Sur 25 essais récoltés menés entre 2005 et 2014, la perte moyenne de rendement des parcelles non désherbées par rapport aux parcelles désherbées est de 25 q/ha environ. Cela souligne déjà la nécessité de désherber. Ce chiffre masque toutefois de grandes disparités, avec des situations peu concurrentielles et d’autres très infestées : les pertes s’échelonnent de 2 q/ha à plus de 70 q/ha.
Entre les stratégies de désherbage en un seul passage (tôt à l’automne ou en sortie d’hiver), nous n’observons qu’une différence de 4 q/ha en faveur d’un désherbage précoce à l’automne (figure 1). Un programme « automne précoce puis sortie d’hiver » permet de gagner 2 q/ha par rapport à l’automne seul. Ces chiffres semblent peu à l’avantage des désherbages d’automne mais ils recouvrent également de grandes disparités. En situations fortement infestées (plus de 100 pl/m²), le désherbage de sortie d’hiver seul perd environ 12 q/ha par rapport à l’automne seul et même 23 q/ha par rapport au programme.
Si le gain net du désherbage d’automne ne se lit pas directement sur le rendement final de la campagne, il améliore l’efficacité des interventions (s’approchant de 100 %), qui conditionne la maîtrise durable des adventices dans la parcelle. Seul le programme automne puis sortie d’hiver permet d’assurer un niveau d’efficacité maximal, tout en préservant efficacement le potentiel de la culture. Ce type de stratégie est particulièrement essentiel dans les situations de dérives d’efficacité des herbicides de sortie d’hiver. En présence d’adventices résistantes, le programme d’automne est quasi obligatoire.

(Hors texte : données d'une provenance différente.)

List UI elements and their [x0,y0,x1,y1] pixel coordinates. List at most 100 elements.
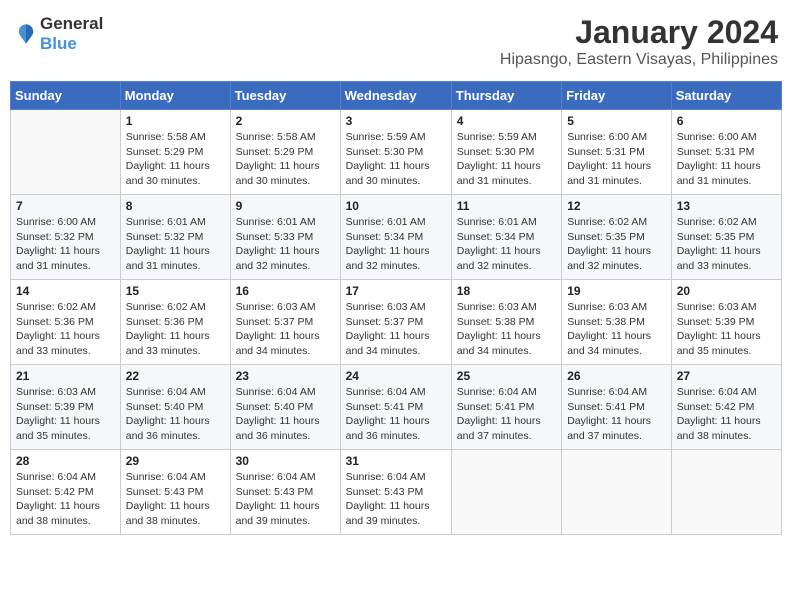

Faut-il désherber en fonction d'un seuil de nuisibilité ?
La réponse est plus complexe qu’il n’y paraît. Le premier élément, de bon sens, est bien entendu d’adapter le programme de désherbage en fonction de la densité d’adventices. Il n’est pas nécessaire de faire un programme d’automne (pré-levée puis post-levée précoce) dans une parcelle où la flore adventice est bien maîtrisée depuis des années, avec des densités observées de 5 à 10 vulpins/m². Toutefois, la question posée ici est le seuil de déclenchement d’un traitement herbicide.
À titre d’exemple, laisser passer une trentaine de vulpins par m² qui produiront entre 30 000 et 50 000 graines/m² conduira à une infestation durable pour les années suivantes. Une économie une année donnée peut vite se transformer en travail de longue haleine pour retrouver une situation maîtrisable.
Par ailleurs, en comparant la densité des graminées dans le témoin non traité et le gain permis par le désherbage (de la meilleure modalité), nous pouvons estimer la nuisibilité en fonction de la densité. Logiquement, plus les densités sont importantes plus la nuisibilité engendrée sera forte. Cependant, même sur de faibles densités observées, la nuisibilité peut vite atteindre 10 q/ha (figure 2), sans tenir compte du potentiel de graines produites, qu’il sera nécessaire de gérer par la suite.
Il semble donc difficile de fixer une valeur limite pour intervenir, en raison d’une importante marge d’erreur, liée aux conditions de culture (potentiel), aux ressources (eau, fertilisation, etc.). Plutôt que de retenir une valeur de seuil, il vaut mieux, en fonction de la culture et des conditions de milieu, hiérarchiser les espèces à cibler :
1. présence de graminées (vulpin, ray-grass, bromes, etc.)
→ si plus de 20 graminées par mètre carré ou flore résistante : action dès l’automne
→ si densité faible sans résistance : passage en sortie d’hiver
2. présence de dicotylédones difficiles (coquelicots résistants par ex.) et/ou en fortes densités → action dès l’automne.
3. présence de dicotylédones classiques en faibles densités → passage en sortie d’hiver précoce avec une association antigraminées + antidicotylédones.